25 Jun 2026, Jue

¿Debemos pedir descanso eterno para los libros?


  • Miuris (Nurys) Rivas | 12:00 AM

«En este aparatico que ustedes ven aquí, tengo guardadas las 900 páginas de las memorias de Ángela Merkel. Para leerlas no tengo que andar con el libro grueso en las manos». (Roberto A. Salcedo).

Está clarísimo y quedó grabado, hoy en día, se dice una palabra ante cáma­ras y teléfonos grabando y hasta la respiración se graba.

Roberto Ángel Salcedo metió de tal manera la pata, que si tuviera vergüenza, antes de tomar el avión de regreso, habría enviado su renuncia.

El ilustre ministro de Cultura nuestro, además, se quedó en babia, cuando le pregun­taron, cuantos kilómetros cuadrados tiene este país.

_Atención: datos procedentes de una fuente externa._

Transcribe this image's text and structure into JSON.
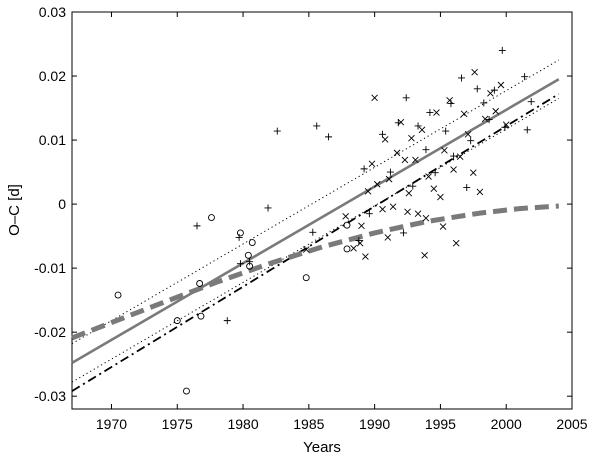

Que gran funcionario, cabeza de la más alta institución cultural de esta República Dominicana, usted señor presidente Luis Abinader, ¿Qué dice ante estos hechos?

En El Retiro de Madrid,  había escritores y personalidades a las cuales los libros, no les guardan secretos, quedaron atónitos al ver a nuestro flamante ministro, con esa “gracia” de la que hace gala, sacar de su bolsillo su teléfono y hacer alarde de la tecnología que le permitía tal hazaña.

Ahora dice, que sus palabras fueron sacadas de contexto, se defiende, porque se ha dado cuenta, de que su chistecito no surtió el efecto que esperaba, no se trataba de un plató de televisión para hacer reír.

No se entiende que este señor continúe en el cargo, estamos hablando de cultura señores y he ahí el resultado de la mala elección, ya que podrá tener la profesión que sea, pero se ha desarrollado escribiendo guiones de películas que no son precisamente obras literarias.

Presidente Abinader, entérese por favor, de nombres de gestores culturales que harían un buen papel, porque saben, que Cultura no es alardear ni presumir de culto, un ministro de Cultura tiene entre sus manos  el desenvolvimiento de todo el país, determinaciones, infraestructuras, servicios básicos culturales que deben llegar hasta el último rincón. 

El ministro de Cultura, puede usar las redes y hacer gala de su familia, que eso está bien, su mayor tarea sin embargo, no es hacerse el simpático, sino llenar el cometido, para el que existe, un Ministerio de Cultura.

Estos días los dominicanos en España, hemos sentido vergüenza ajena, porque además del incidente cultural con Robertico, durante una reunión en la Casa Real, el emba­jador dominicano ante el Reino de Espa­ña, nos dejó mal parados y lo siento, porque Tony Raful, tiene mi empatía y no me explico, cómo se confundió de tal manera, es lamentable además, que la esposa de este alto diplomático, rompiera las leyes protocolares llevando con ella dos grandes bolsas que colgaban de sus brazos.

Llevan el sello de nuestra Bandera, es inex­plicable e inexcusable que no estén ente­rados del protocolo real.